Archaeologists have unearthed a 19th century vault under the venue, which closed in 2009
A hidden vault has been discovered underneath former London venue the Astoria, which closed in 2009.
The building, which was demolished as part of Crossrail development plans for The Elizabeth Line, has been discovered to have sat above one of Britain’s first condiment suppliers, as reports IanVisits.
In the 19th and 20th century, the Crosse & Blackwell company owned a warehouse on Charing Cross Road. MOLA archaeologists, who inspected the area after Astoria’s demolishment, discovered an array of pickle pots, ketchups (known at the time as “catsup”), preserved spices and jam jars.
Astoria opened in 1927 as a cinema, before being converted for theatrical use in 1977. After reopening as a nightclub in 1985, it hosted legendary performances from Radiohead, The Smashing Pumpkins and The Cranberries, as well as the G-A-Y club night.

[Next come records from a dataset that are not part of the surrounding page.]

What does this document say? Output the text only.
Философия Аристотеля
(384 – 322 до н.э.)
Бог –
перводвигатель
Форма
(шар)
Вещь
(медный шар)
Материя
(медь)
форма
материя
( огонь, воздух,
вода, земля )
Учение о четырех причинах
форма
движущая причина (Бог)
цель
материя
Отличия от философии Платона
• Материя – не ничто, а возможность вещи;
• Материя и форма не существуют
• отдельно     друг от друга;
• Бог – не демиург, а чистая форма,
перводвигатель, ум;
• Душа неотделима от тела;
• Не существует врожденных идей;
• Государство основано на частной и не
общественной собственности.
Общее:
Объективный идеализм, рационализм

It was also the host of Richey Edwards’ last ever performance with Manic Street Preachers.
In 2009, the space was purchased from Festival Republic by the Crossrail development, despite online protests and a petition with 35,000 signatures. London Mayor at the time, Ken Livingstone, said nothing could have been done to prevent closure. “The construction of Crossrail means that the Astoria can’t be saved,” he said.
Its final night took place on January 16, with performances from Cajun Dance Party and Good Shoes, plus a DJ set from Lightspeed Champion aka Dev Hynes.